Love requires character. Love requires you to be for other people, not just against the Nazis. Being against Nazis and Lost Cause Confederates is easy; it's harder to be for the ones in the middle. The ones trying to keep their heads in the sand and pretend that #AllLivesMatter to the Nazis. Those are the ones doing the most damage right now.
But Love insists on being tolerant and forgiving enough that even while someone is hurting you, you can keep a firm hold of their hand.
I know when you're this scared and this angry, what I'm saying sounds insane; but I have lived it. I've only made it through the worst moments of my life because of love and patience. I wouldn't be married to my best friend without both. I wouldn't have the family I have if I had done what so-called Common Sense and my worst instincts had told me to do.
"You probably think that prioritizing love makes you better then the nazis and white supremacists that spread hate." You're goddamned right I think that. Because I am better than them - and so are you. But you're fooling yourself if you think I'm being passive. I'm sure as hell not being silent.
There may come a day when I have to go out in the street and throw things to save my daughter and my family and my neighbors from these awful people, but until that day is here, I will keep taking care of my beautiful general, keep counseling my children, keep encouraging my employees and colleagues to do the right things.
And I vote. Which is something that more people should have done when they saw that the fucking Nazis were supporting the reality show host running roughshod over the "normal" candidates.

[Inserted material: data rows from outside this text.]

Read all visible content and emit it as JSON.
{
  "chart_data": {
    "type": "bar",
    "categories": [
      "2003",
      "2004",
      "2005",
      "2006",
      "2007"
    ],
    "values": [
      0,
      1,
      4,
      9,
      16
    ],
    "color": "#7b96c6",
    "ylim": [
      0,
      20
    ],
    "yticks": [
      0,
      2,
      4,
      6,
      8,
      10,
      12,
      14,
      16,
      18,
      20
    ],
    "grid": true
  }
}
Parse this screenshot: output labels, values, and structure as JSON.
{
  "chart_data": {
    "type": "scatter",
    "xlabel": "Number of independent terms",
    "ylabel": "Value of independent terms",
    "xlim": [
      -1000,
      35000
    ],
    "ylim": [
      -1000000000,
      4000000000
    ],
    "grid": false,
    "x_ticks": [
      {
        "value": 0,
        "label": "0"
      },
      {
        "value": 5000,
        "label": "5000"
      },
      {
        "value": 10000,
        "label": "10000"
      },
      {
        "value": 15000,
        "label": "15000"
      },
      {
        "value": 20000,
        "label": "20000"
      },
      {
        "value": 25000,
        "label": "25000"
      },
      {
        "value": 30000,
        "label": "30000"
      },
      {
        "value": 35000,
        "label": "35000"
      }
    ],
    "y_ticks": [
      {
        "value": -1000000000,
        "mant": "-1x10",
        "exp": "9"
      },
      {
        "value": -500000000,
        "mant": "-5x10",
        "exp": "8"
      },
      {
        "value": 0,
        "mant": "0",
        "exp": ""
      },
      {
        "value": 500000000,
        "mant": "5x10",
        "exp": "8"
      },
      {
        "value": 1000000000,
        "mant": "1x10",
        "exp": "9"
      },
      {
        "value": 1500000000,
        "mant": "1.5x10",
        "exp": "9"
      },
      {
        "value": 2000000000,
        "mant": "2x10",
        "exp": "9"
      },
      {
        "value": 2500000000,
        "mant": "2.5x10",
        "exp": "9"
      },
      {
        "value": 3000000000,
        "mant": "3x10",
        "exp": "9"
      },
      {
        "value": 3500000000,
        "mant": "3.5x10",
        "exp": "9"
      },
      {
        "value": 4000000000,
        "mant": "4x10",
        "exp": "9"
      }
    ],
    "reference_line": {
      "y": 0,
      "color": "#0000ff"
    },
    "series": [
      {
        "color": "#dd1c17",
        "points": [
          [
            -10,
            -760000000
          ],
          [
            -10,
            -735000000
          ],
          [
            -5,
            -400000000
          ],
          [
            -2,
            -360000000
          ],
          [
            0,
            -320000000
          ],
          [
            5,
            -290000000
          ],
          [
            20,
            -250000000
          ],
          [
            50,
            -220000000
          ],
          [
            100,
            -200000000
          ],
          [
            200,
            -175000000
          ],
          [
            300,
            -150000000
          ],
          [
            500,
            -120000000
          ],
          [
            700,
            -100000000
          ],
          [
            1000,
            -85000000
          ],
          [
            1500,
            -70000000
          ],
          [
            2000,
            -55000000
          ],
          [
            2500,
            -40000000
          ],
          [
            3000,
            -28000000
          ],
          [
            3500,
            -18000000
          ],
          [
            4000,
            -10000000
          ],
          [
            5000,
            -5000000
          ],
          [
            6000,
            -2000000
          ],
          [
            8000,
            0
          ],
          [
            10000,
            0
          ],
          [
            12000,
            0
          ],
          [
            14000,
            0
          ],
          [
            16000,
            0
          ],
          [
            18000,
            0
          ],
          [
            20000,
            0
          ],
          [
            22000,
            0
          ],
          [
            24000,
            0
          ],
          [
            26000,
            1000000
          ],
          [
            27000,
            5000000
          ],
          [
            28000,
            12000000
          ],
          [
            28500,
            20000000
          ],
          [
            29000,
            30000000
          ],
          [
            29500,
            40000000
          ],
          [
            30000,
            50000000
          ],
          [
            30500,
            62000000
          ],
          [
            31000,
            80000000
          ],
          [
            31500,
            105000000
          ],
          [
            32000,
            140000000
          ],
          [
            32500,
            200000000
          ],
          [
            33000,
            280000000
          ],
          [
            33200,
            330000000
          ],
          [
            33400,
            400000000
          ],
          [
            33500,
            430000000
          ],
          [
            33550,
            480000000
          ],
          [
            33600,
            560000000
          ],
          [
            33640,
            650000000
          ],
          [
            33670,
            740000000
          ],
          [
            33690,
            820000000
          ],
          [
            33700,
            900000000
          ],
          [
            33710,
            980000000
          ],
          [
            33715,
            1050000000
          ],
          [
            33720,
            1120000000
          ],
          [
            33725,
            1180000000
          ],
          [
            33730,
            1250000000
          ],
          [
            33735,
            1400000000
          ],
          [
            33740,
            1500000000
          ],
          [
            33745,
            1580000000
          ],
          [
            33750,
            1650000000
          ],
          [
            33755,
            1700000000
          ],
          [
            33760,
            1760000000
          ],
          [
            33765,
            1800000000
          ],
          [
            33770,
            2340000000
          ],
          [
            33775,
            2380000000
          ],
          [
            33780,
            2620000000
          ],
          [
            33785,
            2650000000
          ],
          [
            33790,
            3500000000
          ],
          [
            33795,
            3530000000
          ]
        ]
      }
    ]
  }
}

I don't know what is just over the horizon for our country, but I am pretty sure that the good and noble outnumber the fascist and bigoted. I know that when the time comes to make a choice, I won't hesitate to finish what my great-great grandparents started in the Civil War and my grandparents tried to finish in World War II. I hope we can finish it with little or no bloodshed.
But until the time comes, don't give up on Love. Love is not for cowards. Love is for the strong, because it is what makes us strong.
Whatever is required of me, Love is what will make me give it.